Knoll Associates created in the late 1940s the image of the modern and elegant corporate interior, a necessary continuation of the architecture of the steel and glass skyscrapers that the United States was then exporting to the rest of the world. Florence Knoll was responsible for the company to move from selling furniture for the home to embody the image of modernity.
While Hans Knoll, owner of the company and later her husband, was in charge of the commercial part of the business, Florence Knoll, née Schust, defined the line of the company’s catalog, for which she also designed several pieces, directed her interior design Planning Unit and, after the early death of her husband, she presided over the company. Trained as an architect first in the Cranbook Academy, later in the Architectural Association in London and finally in the IIT’s Armour Institute, she clearly saw the need to create interiors consonant with the new modern age.
Thanks to Florence Knoll’s contacts in the world of architecture, Knoll Associates incorporated into its catalog some classic pieces of the history of modern design. For example, the Barcelona armchair, designed by Mies van der Rohe, her professor at the IIT, or the Tulip chair, the work of Eero Saarinen, a friend of Florence from her time at the Cranbook Academy.
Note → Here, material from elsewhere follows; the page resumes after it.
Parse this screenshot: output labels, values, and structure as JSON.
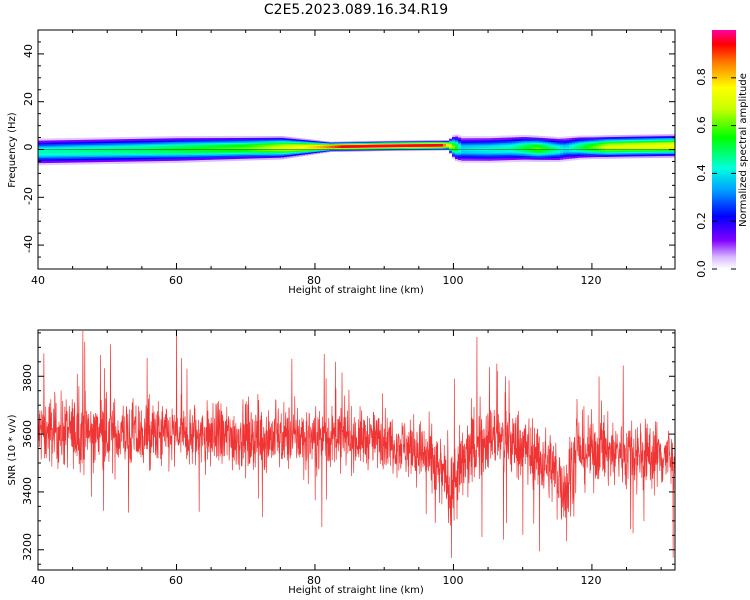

Over time, Knoll Associates incorporated also works by other architects from around the world, such as the Italian Franco Albini, the Swiss Pierre Jeanneret or the Argentine group Austral, which included Spanish exiled Antonio Bonet. It also commissioned pieces from artists such as the sculptors Isamu Noguchi or Harry Bertoia.
As director of the Knoll Associates Planning Unit, Florence Knoll was in charge of the interior design of the company’s offices and showrooms, as well as the interiors of the many emblematic buildings, such as the Conneticut General Life Insurance Company, by Skidmore, Owings and Merrill or the CBS building by Eero Saarinen, where she tried to continue the architects’ work.